Suwardi juga menuliskan: “ Sejajar dengan pikiran ini, bukan saja tidak adil, tetapi juga tidak pantas untuk menyuruh si inlander memberikan sumbangan untuk dana perayaan itu. Pikiran untuk mengadakan perayaan itu saja sudah menghina mereka dan sekarang kita garuk pula kantongnya” (Moedjanto, G : 1988, hal 34)
Akibat tulisan ini, Pemerintah Belabda membredel De Express dan menyatakan bahwa Indische Partij merupakan partai terlarang. Suwardi Suryaningrat dan kedua rekannya diasingkan ke Belanda.
R.M. Tirto Adhi Soerjo
R.M Tirto Adhi Soerjo merupakan perintis surat kabar dan dikenal juga sebagai Bapak Pers Nasional. Tirto sempat mengenyam pendidikan di STOVIA pada 1894 yang mana selama mengenyam pendidikan, beliau aktif menulis untuk Chabar Hindia Olanda, Pewarta Priangan, dan Pembrita Betawi.

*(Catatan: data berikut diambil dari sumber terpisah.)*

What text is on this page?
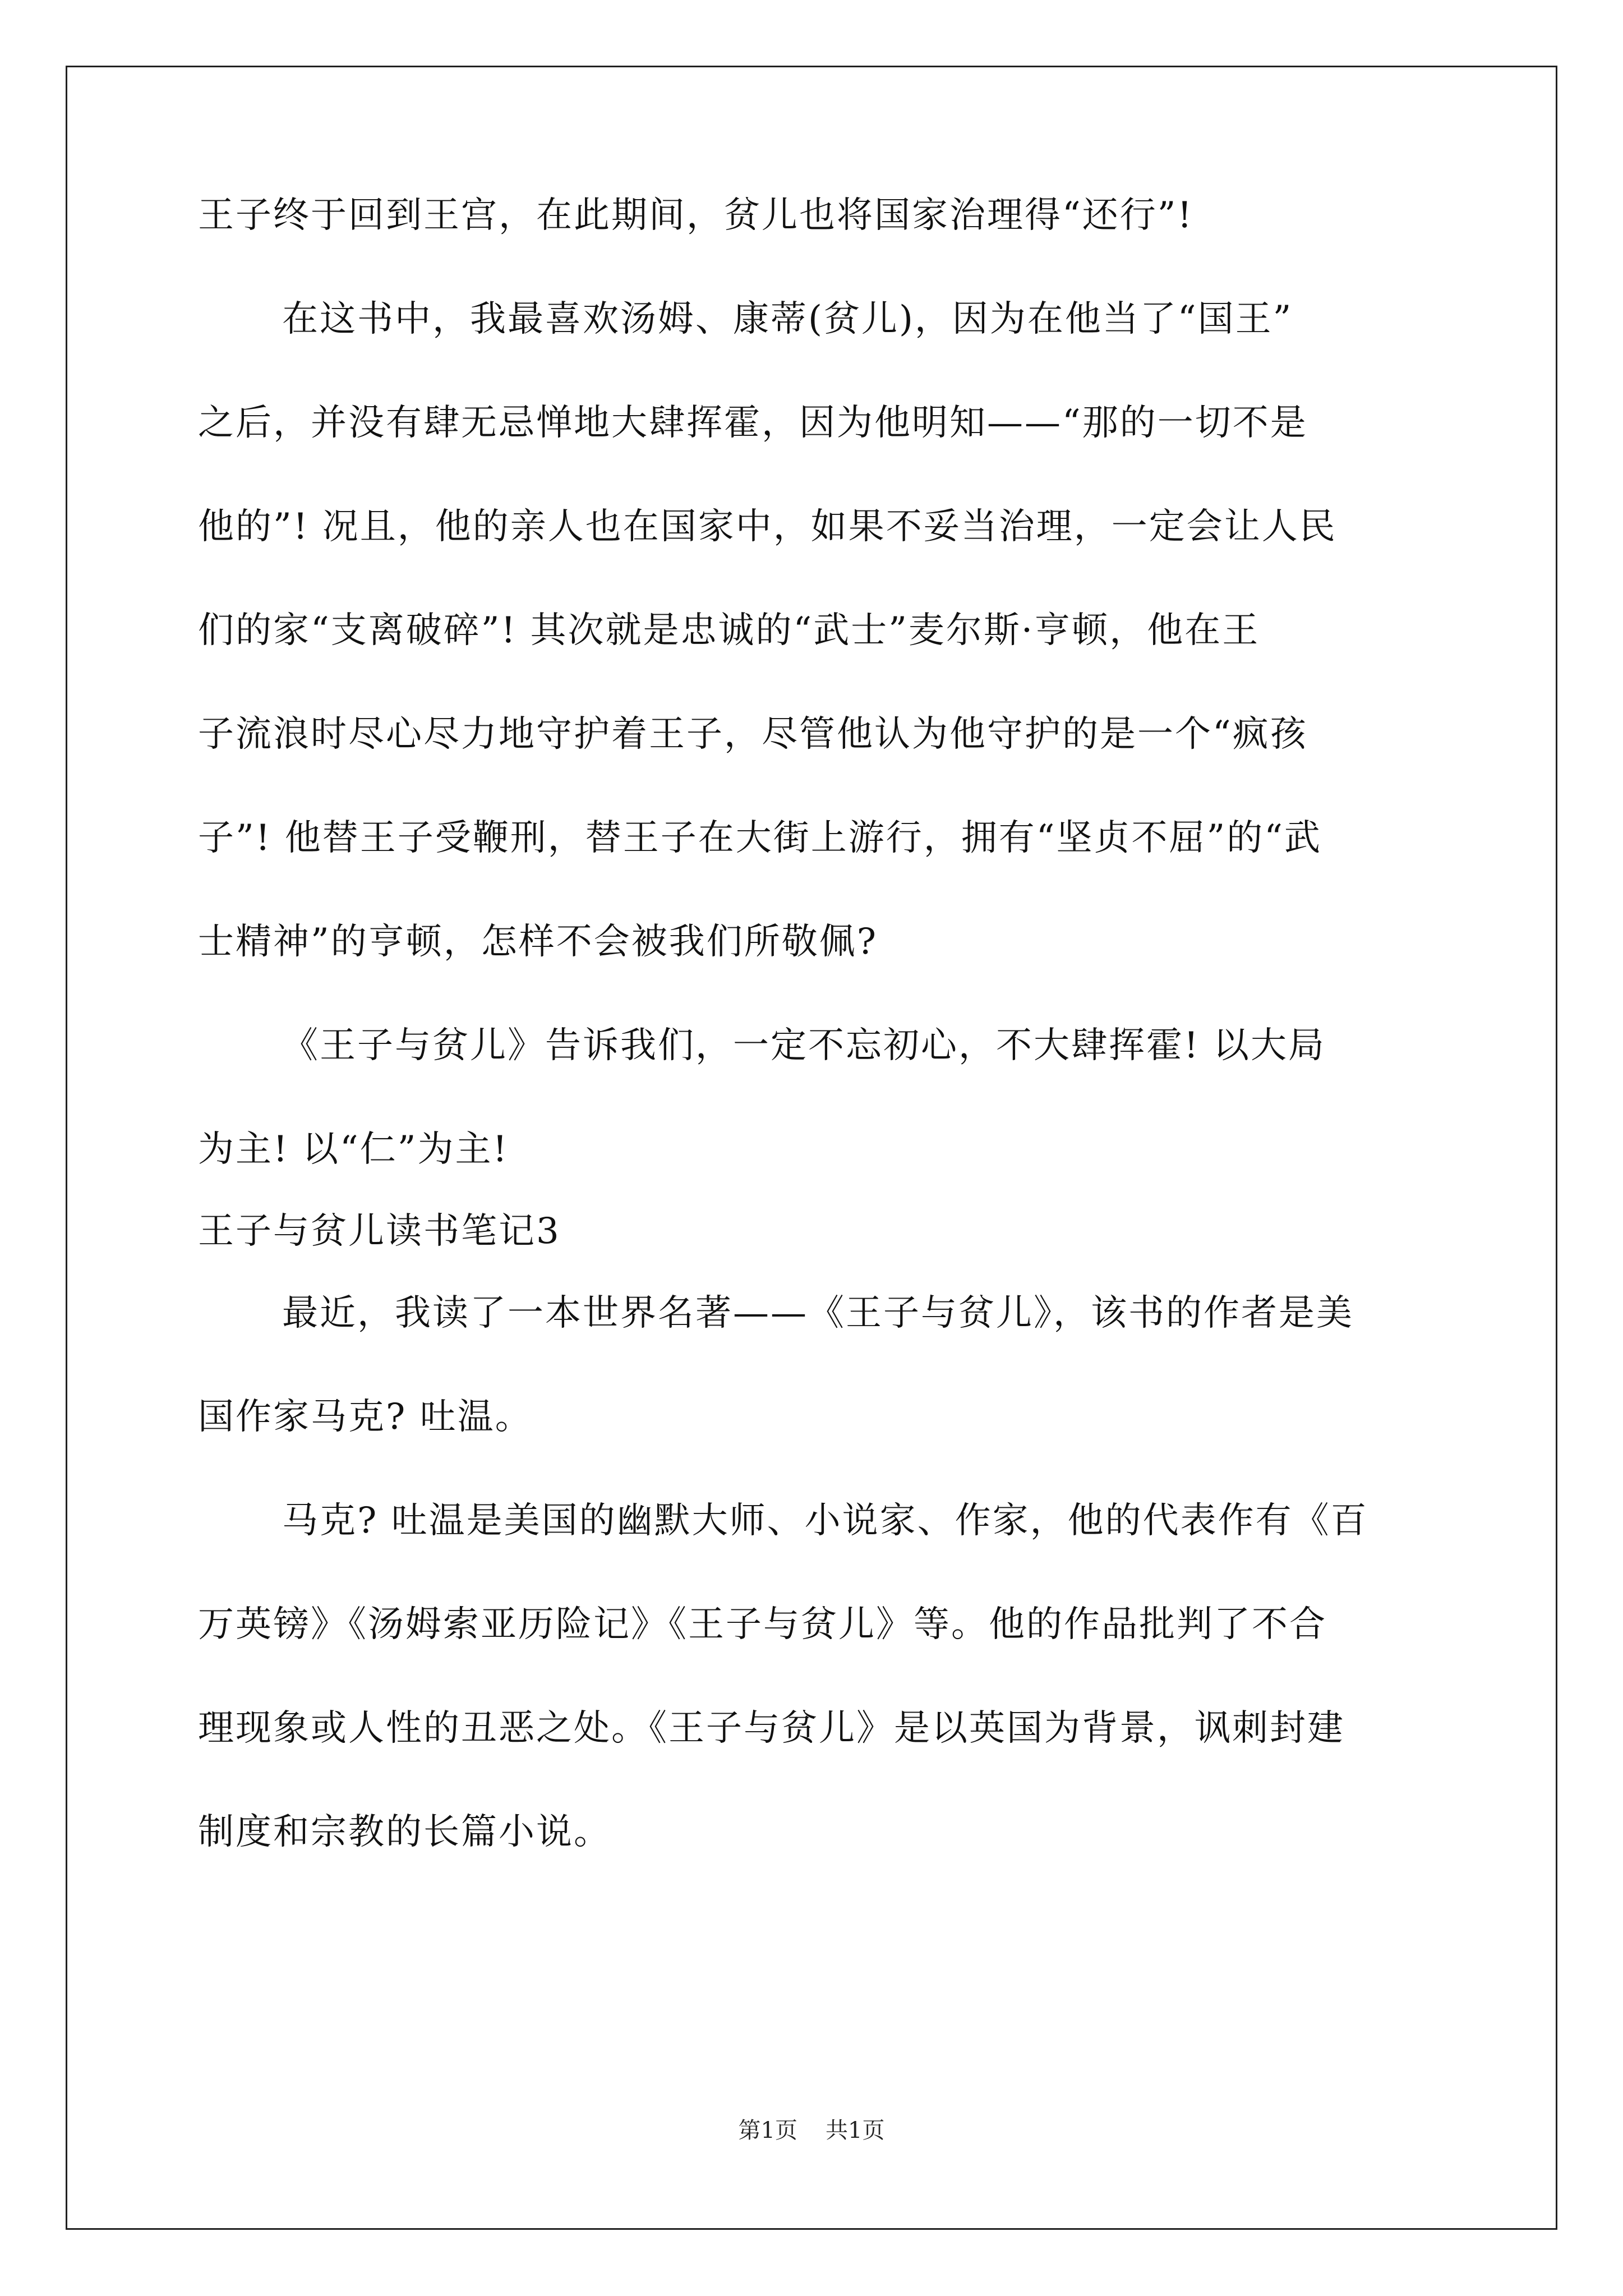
王子终于回到王宫，在此期间，贫儿也将国家治理得“还行”!

在这书中，我最喜欢汤姆、康蒂(贫儿)，因为在他当了“国王”

之后，并没有肆无忌惮地大肆挥霍，因为他明知——“那的一切不是

他的”! 况且，他的亲人也在国家中，如果不妥当治理，一定会让人民

们的家“支离破碎”! 其次就是忠诚的“武士”麦尔斯·亨顿，他在王

子流浪时尽心尽力地守护着王子，尽管他认为他守护的是一个“疯孩

子”! 他替王子受鞭刑，替王子在大街上游行，拥有“坚贞不屈”的“武

士精神”的亨顿，怎样不会被我们所敬佩?

《王子与贫儿》告诉我们，一定不忘初心，不大肆挥霍! 以大局

为主! 以“仁”为主!

王子与贫儿读书笔记3

最近，我读了一本世界名著——《王子与贫儿》，该书的作者是美

国作家马克? 吐温。

马克? 吐温是美国的幽默大师、小说家、作家，他的代表作有《百

万英镑》《汤姆索亚历险记》《王子与贫儿》等。他的作品批判了不合

理现象或人性的丑恶之处。《王子与贫儿》是以英国为背景，讽刺封建

制度和宗教的长篇小说。

第1页 共1页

Setelah keluar dari STOVIA, Tirto mendirikan surat kabar Soenda Berita (1903-1905), Medan Prijaji (1907), dan Putri Hindia (1908). Medan Prijaji merupakan surat kabar pertama yang berbahasa Melayu dan seluruh pengerjanya juga merupakan orang pribumi.
Tirto merupakan orang pertama yang menjadikan surat kabar sebagai alat perjuangan untuk melawan penjajah. Tulisan-tulisannya penuh dengan kritik terhadap pemerintah Kolonial.
Salah satu tulisannya pernah dimuat sebagai headline dalam Surat Kabar Medan Prijaji dengan judul Orjaan Boeat Bangsa yang Terperintah di Hindia Olanda, tempat memboeka soearanja.
Akibat tulisan pedas Tirto pada Pemerintah Kolonial, beliau ditangkap dan diasingkan ke Pulau Bacan (Halmahera).
Abdoel Moeis
Nama Abdoel Moeis tidak hanya dikenal sebagai sastrawan, melainkan juga sebagai wartawan dan politikus. Beliau pernah bekerja sebagai staf di Departemen van Onderwijs en Erediens atau Komisi Bacaan Rakyat yang dibentuk Belanda.
Pada 1913, Abdoel Moeis bergabung dalam Organisasi Sarekat Islam dan menjadi Pemimpin Redaksi pada Harian Kaoem Moeda.